PROCESS

We digitize and transfer older, endangered analog audio, video, film, and data formats and ‘born-’ digital audio/video formats. George Blood LP is often asked to help develop specifications for preservation and long-term access.

The process of preservation digitization breaks into two parts: 

1. Digitizing, re-purposing, or migration of the original media.

Our engineers monitor the transfer of your source media, through a software interface, into a digital format. Whether the transfer is being performed as a 100%-Monitored process, (with one engineer monitoring each item from start to finish) or is accomplished by a Semi-Monitored process (an engineer monitors two or more transfers concurrently), we guarantee the quality of the captured content to be the same with either methodology. The criteria for recommending one of the two methods is dictated typically by the type of object, or content, and the condition of the source media.

2. Format and Output of the “Archival Set” to the delivery media. 

Here is an example of the digital output that we create from your original content.

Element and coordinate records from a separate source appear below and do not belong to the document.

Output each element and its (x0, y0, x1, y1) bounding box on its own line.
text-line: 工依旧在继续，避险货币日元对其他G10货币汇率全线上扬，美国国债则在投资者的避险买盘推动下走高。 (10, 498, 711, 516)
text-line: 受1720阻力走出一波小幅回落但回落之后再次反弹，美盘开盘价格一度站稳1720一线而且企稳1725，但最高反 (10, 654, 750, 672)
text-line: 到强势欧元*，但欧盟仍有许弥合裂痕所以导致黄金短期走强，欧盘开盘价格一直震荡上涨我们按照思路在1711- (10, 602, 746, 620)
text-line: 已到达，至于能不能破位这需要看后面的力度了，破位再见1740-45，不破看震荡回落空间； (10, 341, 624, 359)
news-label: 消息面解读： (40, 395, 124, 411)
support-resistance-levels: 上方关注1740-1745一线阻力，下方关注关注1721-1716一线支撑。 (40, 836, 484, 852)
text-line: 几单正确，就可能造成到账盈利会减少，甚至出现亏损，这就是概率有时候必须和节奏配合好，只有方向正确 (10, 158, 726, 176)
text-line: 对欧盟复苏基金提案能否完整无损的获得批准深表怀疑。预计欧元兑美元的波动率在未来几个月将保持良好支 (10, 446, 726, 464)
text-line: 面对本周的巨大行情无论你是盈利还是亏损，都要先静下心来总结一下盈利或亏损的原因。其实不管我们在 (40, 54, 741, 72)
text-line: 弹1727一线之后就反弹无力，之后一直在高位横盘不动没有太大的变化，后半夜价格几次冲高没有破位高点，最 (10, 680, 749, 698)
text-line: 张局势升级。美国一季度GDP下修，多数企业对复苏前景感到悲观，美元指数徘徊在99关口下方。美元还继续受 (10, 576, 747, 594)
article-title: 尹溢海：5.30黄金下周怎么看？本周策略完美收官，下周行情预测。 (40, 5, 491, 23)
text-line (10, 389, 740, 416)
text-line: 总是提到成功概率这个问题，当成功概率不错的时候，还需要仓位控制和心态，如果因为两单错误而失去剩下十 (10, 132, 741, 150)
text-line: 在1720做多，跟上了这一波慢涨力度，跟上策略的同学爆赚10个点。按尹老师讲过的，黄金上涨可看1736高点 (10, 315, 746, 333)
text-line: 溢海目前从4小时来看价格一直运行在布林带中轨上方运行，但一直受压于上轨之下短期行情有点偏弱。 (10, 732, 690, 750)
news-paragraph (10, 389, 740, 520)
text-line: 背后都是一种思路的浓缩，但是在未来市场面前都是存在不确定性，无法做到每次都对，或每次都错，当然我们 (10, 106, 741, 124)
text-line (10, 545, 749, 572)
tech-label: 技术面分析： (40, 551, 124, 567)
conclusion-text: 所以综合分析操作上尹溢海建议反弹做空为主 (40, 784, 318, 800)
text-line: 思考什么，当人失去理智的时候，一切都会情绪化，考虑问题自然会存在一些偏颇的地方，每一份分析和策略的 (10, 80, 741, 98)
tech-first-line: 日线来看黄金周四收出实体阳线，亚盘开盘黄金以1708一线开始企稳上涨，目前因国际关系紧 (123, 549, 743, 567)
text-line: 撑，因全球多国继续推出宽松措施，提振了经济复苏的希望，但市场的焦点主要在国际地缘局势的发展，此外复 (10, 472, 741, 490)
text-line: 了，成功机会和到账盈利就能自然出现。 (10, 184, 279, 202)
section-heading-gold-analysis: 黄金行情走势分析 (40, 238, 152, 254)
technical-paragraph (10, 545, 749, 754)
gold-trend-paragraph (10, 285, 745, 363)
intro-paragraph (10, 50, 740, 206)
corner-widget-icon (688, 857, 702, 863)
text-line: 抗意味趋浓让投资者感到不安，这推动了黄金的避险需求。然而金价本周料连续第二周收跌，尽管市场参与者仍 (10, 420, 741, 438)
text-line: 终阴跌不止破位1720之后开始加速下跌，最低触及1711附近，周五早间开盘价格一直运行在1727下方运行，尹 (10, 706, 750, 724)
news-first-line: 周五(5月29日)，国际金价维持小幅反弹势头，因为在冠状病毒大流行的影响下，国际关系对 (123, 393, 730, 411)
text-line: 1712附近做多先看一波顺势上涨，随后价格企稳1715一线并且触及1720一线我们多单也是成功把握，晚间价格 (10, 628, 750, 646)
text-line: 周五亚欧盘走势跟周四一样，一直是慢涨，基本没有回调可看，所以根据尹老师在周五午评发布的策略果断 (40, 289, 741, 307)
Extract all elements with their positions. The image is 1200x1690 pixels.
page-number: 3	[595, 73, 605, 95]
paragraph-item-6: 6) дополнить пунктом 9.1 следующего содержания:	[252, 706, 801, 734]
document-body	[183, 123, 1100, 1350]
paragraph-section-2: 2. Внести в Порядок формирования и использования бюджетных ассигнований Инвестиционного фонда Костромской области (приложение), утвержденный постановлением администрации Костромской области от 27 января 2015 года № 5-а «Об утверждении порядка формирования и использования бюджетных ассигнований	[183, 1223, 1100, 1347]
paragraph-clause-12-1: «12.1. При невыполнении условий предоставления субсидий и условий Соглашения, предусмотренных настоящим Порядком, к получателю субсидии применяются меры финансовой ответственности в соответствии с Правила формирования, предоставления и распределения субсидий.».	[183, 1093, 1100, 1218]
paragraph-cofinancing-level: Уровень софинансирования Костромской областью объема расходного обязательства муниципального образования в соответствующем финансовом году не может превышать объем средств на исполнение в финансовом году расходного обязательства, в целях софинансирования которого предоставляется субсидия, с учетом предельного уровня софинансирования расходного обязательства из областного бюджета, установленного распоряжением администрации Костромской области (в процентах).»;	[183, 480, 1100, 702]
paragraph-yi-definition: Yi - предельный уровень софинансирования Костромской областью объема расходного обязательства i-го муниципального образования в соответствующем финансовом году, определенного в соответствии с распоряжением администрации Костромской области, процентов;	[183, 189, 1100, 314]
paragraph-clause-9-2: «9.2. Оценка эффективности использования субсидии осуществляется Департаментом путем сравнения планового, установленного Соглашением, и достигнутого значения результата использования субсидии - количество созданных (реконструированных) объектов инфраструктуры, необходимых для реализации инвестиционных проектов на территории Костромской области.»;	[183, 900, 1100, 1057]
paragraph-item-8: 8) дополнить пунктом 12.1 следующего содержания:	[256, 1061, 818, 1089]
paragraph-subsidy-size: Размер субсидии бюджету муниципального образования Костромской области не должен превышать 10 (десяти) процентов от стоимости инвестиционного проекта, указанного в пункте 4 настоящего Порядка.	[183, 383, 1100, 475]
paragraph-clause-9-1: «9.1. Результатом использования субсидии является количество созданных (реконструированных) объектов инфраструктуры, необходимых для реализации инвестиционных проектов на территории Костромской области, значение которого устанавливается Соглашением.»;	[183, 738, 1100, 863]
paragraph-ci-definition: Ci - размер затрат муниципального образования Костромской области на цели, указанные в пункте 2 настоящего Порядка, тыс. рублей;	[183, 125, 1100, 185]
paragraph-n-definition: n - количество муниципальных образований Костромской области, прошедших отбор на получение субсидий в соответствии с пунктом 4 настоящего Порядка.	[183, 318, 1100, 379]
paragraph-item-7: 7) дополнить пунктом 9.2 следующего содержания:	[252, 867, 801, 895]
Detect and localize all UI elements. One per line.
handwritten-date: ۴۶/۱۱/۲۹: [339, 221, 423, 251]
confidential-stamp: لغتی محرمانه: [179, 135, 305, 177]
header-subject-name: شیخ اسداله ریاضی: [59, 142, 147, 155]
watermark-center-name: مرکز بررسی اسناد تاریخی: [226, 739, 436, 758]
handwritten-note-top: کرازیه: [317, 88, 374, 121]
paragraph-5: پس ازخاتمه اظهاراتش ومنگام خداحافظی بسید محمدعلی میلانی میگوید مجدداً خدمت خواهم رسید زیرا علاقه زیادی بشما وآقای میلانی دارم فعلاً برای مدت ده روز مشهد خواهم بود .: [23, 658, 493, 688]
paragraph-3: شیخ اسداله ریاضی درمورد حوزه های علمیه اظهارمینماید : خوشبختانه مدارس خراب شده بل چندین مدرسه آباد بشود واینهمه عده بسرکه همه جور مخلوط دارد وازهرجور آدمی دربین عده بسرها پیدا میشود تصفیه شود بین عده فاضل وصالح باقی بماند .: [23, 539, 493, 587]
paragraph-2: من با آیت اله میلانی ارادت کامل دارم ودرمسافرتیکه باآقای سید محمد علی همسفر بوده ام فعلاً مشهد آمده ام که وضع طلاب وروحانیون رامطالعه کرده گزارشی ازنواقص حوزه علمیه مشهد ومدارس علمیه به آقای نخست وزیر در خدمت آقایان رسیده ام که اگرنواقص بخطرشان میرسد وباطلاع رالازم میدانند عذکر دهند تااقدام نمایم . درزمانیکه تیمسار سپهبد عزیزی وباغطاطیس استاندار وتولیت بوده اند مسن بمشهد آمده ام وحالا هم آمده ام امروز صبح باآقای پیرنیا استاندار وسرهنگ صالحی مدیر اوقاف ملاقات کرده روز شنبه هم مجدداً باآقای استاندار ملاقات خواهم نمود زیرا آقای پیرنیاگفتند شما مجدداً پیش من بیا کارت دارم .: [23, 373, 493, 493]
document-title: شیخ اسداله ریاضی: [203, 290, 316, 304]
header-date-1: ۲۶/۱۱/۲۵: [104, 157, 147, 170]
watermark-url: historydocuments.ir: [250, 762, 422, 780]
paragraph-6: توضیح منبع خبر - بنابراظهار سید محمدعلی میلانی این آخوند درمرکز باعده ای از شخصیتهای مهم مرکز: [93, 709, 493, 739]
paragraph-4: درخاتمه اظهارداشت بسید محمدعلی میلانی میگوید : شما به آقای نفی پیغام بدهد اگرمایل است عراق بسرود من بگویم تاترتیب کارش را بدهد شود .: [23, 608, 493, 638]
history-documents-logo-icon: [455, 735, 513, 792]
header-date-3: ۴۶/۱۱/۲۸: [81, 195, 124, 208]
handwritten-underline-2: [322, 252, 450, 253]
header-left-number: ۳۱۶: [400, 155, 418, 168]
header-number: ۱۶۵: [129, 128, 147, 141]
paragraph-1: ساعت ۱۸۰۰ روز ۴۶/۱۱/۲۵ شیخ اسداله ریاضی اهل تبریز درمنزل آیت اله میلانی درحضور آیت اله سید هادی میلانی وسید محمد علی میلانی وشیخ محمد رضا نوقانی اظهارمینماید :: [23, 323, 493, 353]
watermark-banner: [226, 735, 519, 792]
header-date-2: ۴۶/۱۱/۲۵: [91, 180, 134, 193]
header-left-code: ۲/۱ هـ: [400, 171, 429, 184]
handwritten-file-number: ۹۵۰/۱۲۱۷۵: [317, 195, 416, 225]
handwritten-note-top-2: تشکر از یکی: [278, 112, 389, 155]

A typical “Archival Set” consisting of three parts:

  • Preservation Master: a very high-resolution digital file
    audio: 96kHz/24bit resolution, in WAV or BWAV format
    video: Uncompressed, JPEG2000, or a format you specify
    film: SD, HD, or 2K
     
  • Access Copy: on physical media
    audio: CD Audio
    moving image: DVD-Video
     
  • Web-accessible: “lossy” compression
    audio: MP3, MP4/AAC, etc.
    moving image: H.264, QuickTime, etc.

Delivery via: Hard drive, Data tape, or Web (FTP, Box, Dropbox, etc.)